The exact opposite is implicit testing. It includes strategies that immerse participants in the ideal scenario and rely on their intuitive, in-the-moment behaviour to generate more specific observations rather than rationalized choices. The most common implicit test is the Implicit Association Test, created by Harvard University, which analyses the behaviours and values that individuals may be unable or unable to disclose. System 1 thought is what distinguishes implicit tests.

It is important to note that while these definitions allow you to build the beginning of an understanding on implicit vs. explicit research methods, many implicit research authors mention a scale of 'implicitness' defined by how controlled the testing conditions are, which means that there is currently no fully implicit testing method, but there are techniques that encourage a stronger system.

Evolving Research Methods - The Difference Explored

It is important to note that while these concepts allow you to construct the beginning of an understanding on implicit vs. explicit research methods, many implicit research authors discuss a scale of 'implicitness' determined by how regulated the testing conditions are, which implies that there is currently no completely implicit testing process, but there are techniques that promote a stronger framework.

Yet, there are limits to these research methods, as Aaron Reid so clearly notes, no matter how much we innovate them with mobile, smart, and automation technologies: limits on motivation, truthful responses, possibilities for response choices, ability to express our responses without a lot of effort on all ends, and knowledge. Reid drew up a table of limitations based on a report by Nose et al in his article on implicit testing, describing them in a more detailed way, which can be found here.

We have not been blinded by our familiarity and dependence on these methods to the fact that these rationalized perspectives do not yet encompass the full range of human decision-making. They lack emotional connection and influence; instead of exposing their true character, thoughts and beliefs, they are focused on what users would like themselves to be.

So, it comes as no surprise that our market research approaches have developed to incorporate and be informed by external sources of research, often from fields of behavioural science such as psychology, cultural anthropology, and sociology; and that the more advanced, modern techniques that are still very unique in the industry are based on capturing a customer's behaviours.

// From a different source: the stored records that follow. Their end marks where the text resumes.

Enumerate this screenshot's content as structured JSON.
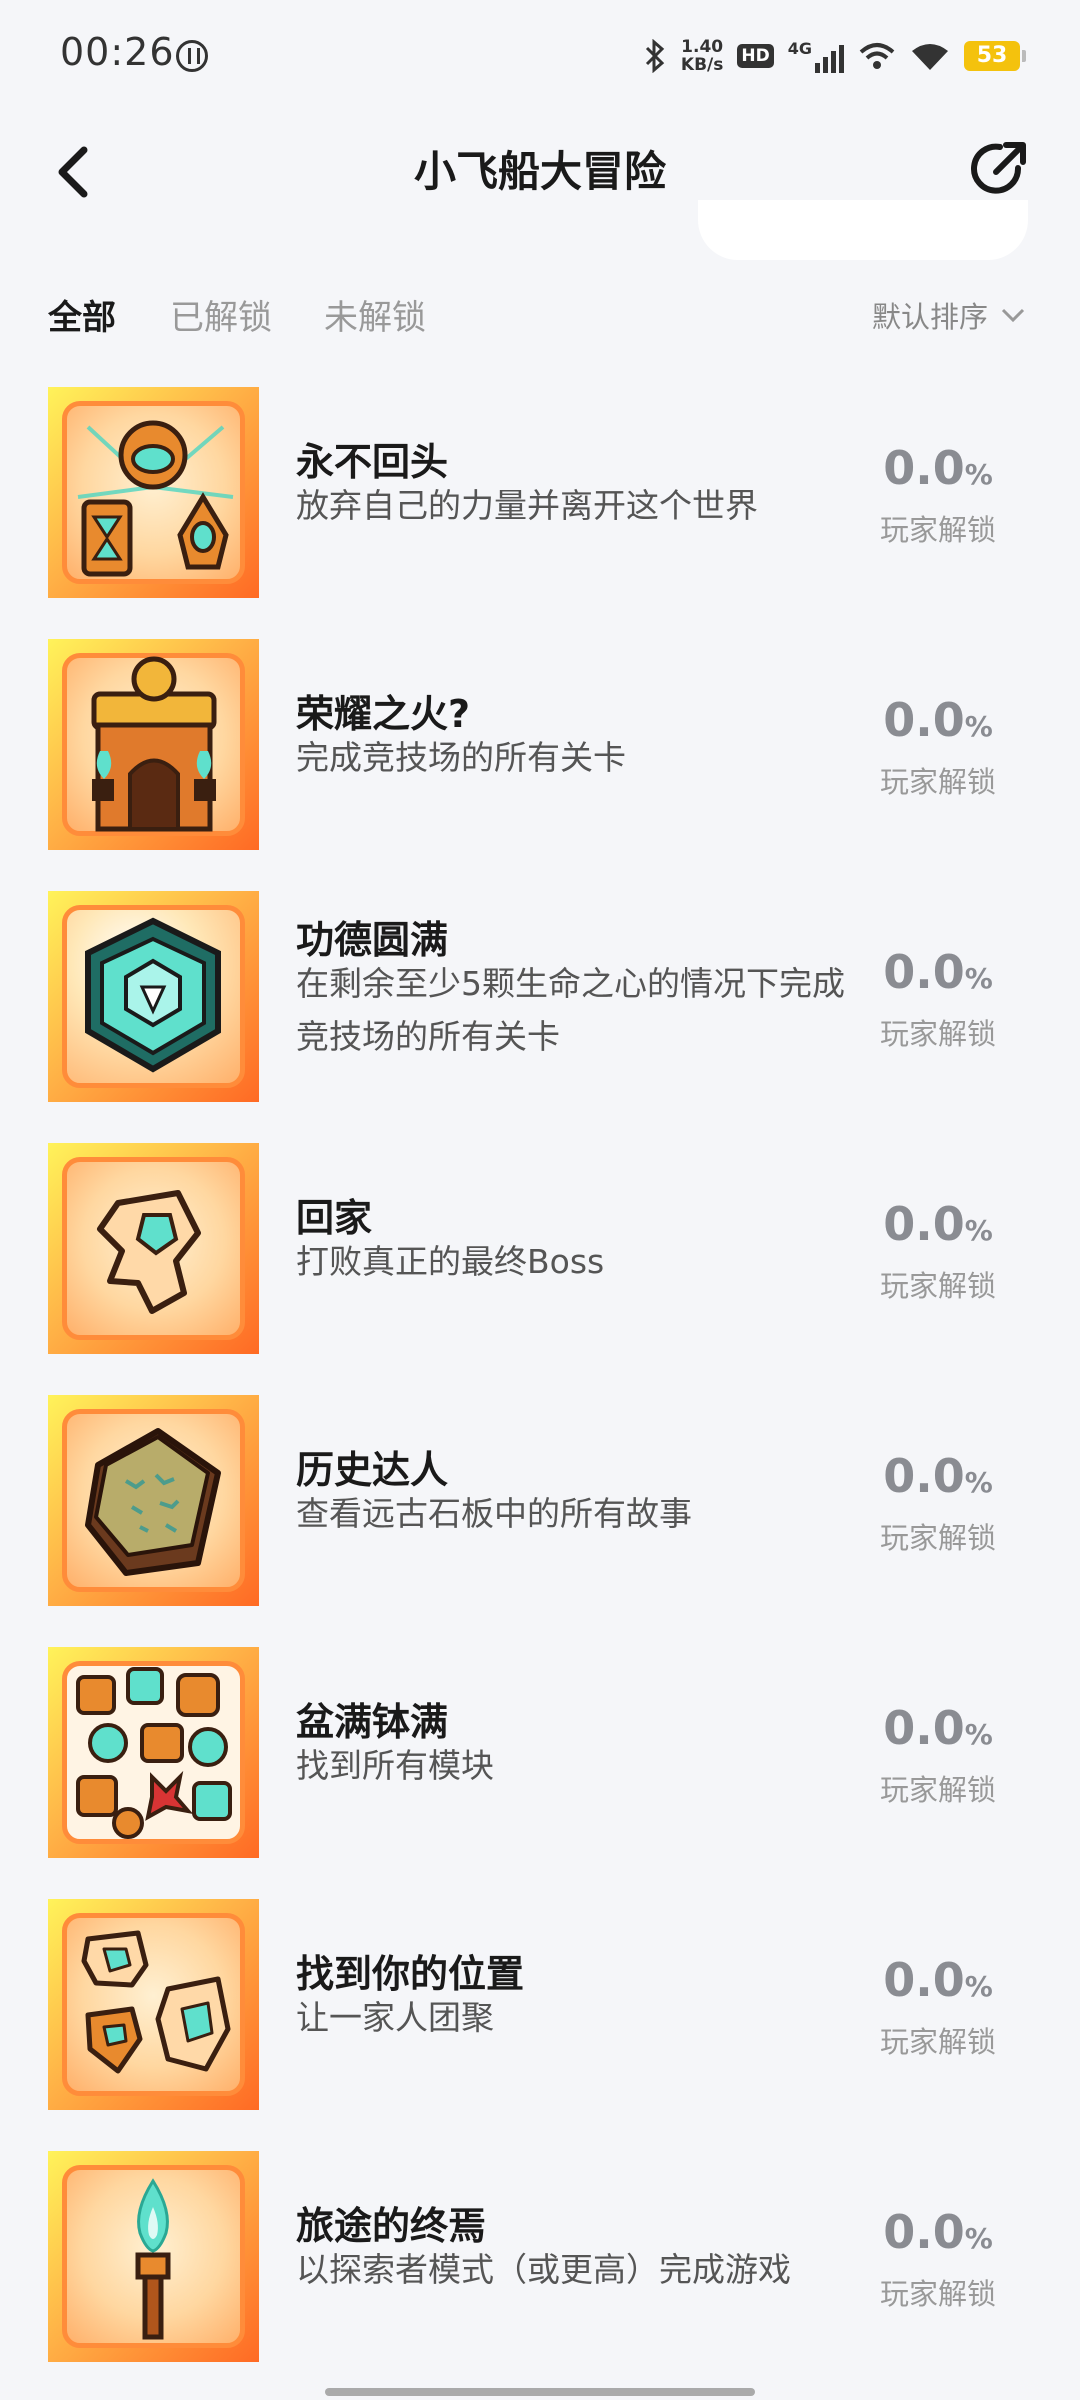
{
  "status": {
    "time": "00:26",
    "net_speed_top": "1.40",
    "net_speed_bottom": "KB/s",
    "hd": "HD",
    "signal": "4G",
    "battery": "53"
  },
  "header": {
    "title": "小飞船大冒险"
  },
  "tabs": [
    {
      "label": "全部",
      "active": true
    },
    {
      "label": "已解锁",
      "active": false
    },
    {
      "label": "未解锁",
      "active": false
    }
  ],
  "sort": {
    "label": "默认排序"
  },
  "achievements": [
    {
      "title": "永不回头",
      "desc": "放弃自己的力量并离开这个世界",
      "percent": "0.0",
      "unit": "%",
      "label": "玩家解锁",
      "icon": "robot-artifacts-icon"
    },
    {
      "title": "荣耀之火?",
      "desc": "完成竞技场的所有关卡",
      "percent": "0.0",
      "unit": "%",
      "label": "玩家解锁",
      "icon": "arena-gate-icon"
    },
    {
      "title": "功德圆满",
      "desc": "在剩余至少5颗生命之心的情况下完成竞技场的所有关卡",
      "percent": "0.0",
      "unit": "%",
      "label": "玩家解锁",
      "icon": "gem-shield-icon"
    },
    {
      "title": "回家",
      "desc": "打败真正的最终Boss",
      "percent": "0.0",
      "unit": "%",
      "label": "玩家解锁",
      "icon": "ship-home-icon"
    },
    {
      "title": "历史达人",
      "desc": "查看远古石板中的所有故事",
      "percent": "0.0",
      "unit": "%",
      "label": "玩家解锁",
      "icon": "stone-tablet-icon"
    },
    {
      "title": "盆满钵满",
      "desc": "找到所有模块",
      "percent": "0.0",
      "unit": "%",
      "label": "玩家解锁",
      "icon": "modules-pile-icon"
    },
    {
      "title": "找到你的位置",
      "desc": "让一家人团聚",
      "percent": "0.0",
      "unit": "%",
      "label": "玩家解锁",
      "icon": "family-ships-icon"
    },
    {
      "title": "旅途的终焉",
      "desc": "以探索者模式（或更高）完成游戏",
      "percent": "0.0",
      "unit": "%",
      "label": "玩家解锁",
      "icon": "torch-icon"
    }
  ]
}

This can currently be achieved by common methods such as: social media intelligence, which allows researchers to monitor consumers engaging in a non-research setting with each other; facial and eye monitoring technology while customers walk through a store; recording equipment as a participant faces a scenario through virtual or augmented reality; or wearable and smartwatch.

These are, however, strategies that can be accurately categorized as implicit research approaches, which also on a smaller scale provide an insight into the emotional, unconscious decision-making process of a participant directly related to action-led decisions, which is very important if we are to close the interpretation gap between reasonable motives which impulsive behaviour of consumers.

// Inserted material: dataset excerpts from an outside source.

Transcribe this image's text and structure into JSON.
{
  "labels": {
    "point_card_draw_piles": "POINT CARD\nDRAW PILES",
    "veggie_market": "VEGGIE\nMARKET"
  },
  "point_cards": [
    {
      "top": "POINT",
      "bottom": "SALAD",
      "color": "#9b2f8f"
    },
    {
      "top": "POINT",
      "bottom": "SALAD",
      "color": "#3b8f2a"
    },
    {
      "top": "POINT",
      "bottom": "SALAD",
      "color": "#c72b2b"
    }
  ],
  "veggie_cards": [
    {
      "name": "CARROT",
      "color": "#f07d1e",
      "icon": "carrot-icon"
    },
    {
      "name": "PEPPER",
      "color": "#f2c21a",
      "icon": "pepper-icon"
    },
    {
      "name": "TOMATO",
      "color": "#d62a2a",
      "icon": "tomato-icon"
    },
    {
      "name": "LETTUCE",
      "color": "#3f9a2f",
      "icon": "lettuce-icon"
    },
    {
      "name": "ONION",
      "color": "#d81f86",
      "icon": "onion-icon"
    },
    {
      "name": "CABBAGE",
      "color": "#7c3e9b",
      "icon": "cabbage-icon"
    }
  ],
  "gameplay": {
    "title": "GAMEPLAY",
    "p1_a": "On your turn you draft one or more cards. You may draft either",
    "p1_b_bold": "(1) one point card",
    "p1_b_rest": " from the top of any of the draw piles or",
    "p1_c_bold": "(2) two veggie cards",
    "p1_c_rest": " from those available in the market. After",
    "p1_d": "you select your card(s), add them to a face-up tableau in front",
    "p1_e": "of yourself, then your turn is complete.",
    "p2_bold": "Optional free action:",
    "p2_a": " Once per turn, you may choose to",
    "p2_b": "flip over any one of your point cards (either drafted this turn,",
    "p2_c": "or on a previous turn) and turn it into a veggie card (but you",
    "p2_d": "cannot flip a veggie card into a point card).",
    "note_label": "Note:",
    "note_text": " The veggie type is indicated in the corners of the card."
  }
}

Consumer Intention vs. Action – Looking to the Future of Implicit Testing

Let's take a moment to think about this topic that we are all familiar with as insight professionals: our industry has been plagued by the discrepancy between customer purpose and consumer behaviour for years, making well-researched and well-intentioned data totally off-base. This gap is a problem that we can slowly begin to close by knowing the difference between implicit and explicit testing, but we still need to answer one major question about these two styles of testing: how do we fit implicit testing into conventional systems of research?

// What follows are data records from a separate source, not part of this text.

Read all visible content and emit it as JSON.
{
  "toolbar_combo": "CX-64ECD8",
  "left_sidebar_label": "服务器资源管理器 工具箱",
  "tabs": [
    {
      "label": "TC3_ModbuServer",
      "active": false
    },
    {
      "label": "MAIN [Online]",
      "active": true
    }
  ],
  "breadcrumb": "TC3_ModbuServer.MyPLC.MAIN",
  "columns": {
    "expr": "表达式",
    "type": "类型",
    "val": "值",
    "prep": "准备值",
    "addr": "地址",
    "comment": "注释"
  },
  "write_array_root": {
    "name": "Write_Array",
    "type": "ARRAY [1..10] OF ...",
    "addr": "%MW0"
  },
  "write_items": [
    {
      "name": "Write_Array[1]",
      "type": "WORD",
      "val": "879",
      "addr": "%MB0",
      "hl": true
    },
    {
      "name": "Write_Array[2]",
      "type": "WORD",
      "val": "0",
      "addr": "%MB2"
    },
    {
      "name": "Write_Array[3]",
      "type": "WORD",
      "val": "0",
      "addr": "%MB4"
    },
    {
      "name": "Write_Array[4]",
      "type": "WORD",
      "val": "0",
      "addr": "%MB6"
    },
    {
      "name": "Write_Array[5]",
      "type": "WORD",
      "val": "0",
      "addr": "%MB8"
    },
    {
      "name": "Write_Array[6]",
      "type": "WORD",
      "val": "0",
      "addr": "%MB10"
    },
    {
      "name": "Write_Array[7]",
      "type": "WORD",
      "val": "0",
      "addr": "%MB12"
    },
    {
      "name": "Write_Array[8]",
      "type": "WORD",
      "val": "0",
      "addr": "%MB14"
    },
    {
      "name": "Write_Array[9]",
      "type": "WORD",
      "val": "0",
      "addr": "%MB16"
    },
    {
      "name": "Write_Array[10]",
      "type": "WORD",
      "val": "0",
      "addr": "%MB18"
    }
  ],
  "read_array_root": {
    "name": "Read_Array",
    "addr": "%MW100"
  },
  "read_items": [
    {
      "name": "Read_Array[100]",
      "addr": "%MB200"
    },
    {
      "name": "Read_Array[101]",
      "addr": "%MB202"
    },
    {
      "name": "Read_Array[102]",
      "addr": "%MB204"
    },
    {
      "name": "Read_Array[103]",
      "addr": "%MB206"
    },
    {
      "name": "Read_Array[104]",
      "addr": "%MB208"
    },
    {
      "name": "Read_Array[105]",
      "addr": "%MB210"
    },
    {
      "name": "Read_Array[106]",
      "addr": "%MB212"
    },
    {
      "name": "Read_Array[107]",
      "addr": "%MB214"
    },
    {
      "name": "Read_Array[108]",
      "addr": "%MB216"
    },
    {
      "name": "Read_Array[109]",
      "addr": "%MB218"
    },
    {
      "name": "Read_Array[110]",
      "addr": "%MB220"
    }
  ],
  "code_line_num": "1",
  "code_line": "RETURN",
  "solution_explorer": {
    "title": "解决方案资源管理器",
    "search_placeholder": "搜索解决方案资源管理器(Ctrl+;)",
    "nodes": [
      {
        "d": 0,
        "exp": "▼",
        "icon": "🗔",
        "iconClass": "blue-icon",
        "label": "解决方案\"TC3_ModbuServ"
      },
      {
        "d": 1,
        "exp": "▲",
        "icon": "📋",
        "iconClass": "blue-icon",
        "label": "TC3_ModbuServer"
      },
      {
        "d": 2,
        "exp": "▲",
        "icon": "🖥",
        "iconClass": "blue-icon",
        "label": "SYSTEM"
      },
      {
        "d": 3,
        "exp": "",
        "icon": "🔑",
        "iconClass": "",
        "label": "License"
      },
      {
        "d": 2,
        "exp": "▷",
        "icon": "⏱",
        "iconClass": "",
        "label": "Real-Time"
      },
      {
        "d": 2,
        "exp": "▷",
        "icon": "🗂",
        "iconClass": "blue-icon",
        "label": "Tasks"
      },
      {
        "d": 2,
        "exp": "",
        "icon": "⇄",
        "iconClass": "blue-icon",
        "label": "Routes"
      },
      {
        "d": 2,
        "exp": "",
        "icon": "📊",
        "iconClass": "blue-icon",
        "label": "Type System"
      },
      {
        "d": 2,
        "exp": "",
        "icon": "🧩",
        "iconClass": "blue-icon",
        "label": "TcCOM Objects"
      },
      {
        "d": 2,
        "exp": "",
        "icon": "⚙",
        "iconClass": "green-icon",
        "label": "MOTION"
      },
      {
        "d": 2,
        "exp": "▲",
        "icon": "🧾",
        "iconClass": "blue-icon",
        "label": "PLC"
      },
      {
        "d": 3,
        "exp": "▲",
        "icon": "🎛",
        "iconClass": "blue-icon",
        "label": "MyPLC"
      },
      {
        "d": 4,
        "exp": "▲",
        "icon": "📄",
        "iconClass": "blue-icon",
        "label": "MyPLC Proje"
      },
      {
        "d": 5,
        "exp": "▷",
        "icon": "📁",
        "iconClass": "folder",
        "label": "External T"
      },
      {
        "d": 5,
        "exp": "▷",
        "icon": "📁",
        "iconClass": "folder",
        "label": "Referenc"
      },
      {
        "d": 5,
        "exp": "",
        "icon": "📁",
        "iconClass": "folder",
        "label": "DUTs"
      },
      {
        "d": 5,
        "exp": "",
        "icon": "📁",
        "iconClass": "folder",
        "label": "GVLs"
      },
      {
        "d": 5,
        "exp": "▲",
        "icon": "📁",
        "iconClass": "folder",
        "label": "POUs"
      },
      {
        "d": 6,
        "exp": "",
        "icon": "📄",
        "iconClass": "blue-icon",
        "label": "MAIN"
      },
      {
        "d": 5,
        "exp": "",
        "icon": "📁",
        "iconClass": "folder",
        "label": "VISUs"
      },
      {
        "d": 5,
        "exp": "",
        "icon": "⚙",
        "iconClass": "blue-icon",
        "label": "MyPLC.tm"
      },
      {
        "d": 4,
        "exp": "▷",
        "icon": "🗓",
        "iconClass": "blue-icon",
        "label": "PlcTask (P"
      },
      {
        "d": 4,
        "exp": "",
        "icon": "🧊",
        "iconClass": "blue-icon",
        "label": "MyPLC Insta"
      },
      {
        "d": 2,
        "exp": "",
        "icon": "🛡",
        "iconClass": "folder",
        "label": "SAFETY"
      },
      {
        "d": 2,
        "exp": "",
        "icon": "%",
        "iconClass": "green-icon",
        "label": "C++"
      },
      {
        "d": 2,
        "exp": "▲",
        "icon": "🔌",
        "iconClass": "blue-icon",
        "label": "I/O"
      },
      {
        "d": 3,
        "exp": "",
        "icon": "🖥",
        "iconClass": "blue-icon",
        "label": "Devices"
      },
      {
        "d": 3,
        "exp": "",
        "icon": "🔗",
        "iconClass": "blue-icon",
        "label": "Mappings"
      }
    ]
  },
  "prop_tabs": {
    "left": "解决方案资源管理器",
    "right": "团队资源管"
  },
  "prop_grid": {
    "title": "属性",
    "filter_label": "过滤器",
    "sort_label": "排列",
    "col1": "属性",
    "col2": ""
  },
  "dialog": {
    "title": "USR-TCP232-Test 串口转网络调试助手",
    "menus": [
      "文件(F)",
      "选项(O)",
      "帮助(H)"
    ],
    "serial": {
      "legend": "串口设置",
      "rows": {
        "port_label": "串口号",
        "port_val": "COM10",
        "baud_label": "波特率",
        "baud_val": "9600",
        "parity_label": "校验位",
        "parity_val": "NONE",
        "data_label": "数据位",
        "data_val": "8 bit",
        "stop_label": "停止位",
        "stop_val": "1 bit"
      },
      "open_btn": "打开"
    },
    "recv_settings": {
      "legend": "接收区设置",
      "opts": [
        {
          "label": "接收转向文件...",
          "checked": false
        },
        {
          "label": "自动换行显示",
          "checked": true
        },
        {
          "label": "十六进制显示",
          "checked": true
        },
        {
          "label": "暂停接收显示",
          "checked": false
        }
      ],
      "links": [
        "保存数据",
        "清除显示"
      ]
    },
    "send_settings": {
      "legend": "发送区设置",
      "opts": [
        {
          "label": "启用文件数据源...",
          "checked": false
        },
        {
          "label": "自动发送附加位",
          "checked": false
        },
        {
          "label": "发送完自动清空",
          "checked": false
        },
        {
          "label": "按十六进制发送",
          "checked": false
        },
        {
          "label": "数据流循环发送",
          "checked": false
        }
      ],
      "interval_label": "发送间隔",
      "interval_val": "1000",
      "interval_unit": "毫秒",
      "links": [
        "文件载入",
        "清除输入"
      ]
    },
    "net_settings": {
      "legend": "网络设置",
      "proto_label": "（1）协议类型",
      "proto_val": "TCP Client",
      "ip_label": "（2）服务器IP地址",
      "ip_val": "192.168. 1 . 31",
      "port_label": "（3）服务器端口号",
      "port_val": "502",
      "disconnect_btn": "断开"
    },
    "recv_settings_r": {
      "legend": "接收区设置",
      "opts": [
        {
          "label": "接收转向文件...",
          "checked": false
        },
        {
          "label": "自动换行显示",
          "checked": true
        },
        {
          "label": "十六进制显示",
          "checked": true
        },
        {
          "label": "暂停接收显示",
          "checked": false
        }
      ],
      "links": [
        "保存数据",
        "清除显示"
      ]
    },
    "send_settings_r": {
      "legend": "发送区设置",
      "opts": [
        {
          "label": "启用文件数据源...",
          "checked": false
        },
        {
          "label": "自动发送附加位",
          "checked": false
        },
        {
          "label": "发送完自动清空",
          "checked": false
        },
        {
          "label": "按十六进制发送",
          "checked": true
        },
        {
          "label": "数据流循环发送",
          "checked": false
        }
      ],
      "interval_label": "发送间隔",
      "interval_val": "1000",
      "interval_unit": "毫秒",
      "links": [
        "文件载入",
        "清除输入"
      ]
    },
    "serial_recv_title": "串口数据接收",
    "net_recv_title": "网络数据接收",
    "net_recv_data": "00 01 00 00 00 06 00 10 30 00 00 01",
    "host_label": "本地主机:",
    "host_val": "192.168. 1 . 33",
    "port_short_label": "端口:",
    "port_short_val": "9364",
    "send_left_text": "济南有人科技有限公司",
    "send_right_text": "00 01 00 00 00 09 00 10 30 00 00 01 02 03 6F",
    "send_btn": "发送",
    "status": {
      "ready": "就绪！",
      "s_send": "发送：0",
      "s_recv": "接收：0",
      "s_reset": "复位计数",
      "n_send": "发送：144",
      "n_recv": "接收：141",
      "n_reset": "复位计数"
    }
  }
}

And it isn't one or the other when it comes to implicit and explicit testing. Fitting both research modes with each other will show more about our participants to us than taking both of them separately. Much as the two human behavioural mechanisms are interconnected and affect each other, so can the strategies that we have chosen to observe them. This is how we close the distance between purpose and action by recognizing how our actions and character work together and educating them on a regular basis.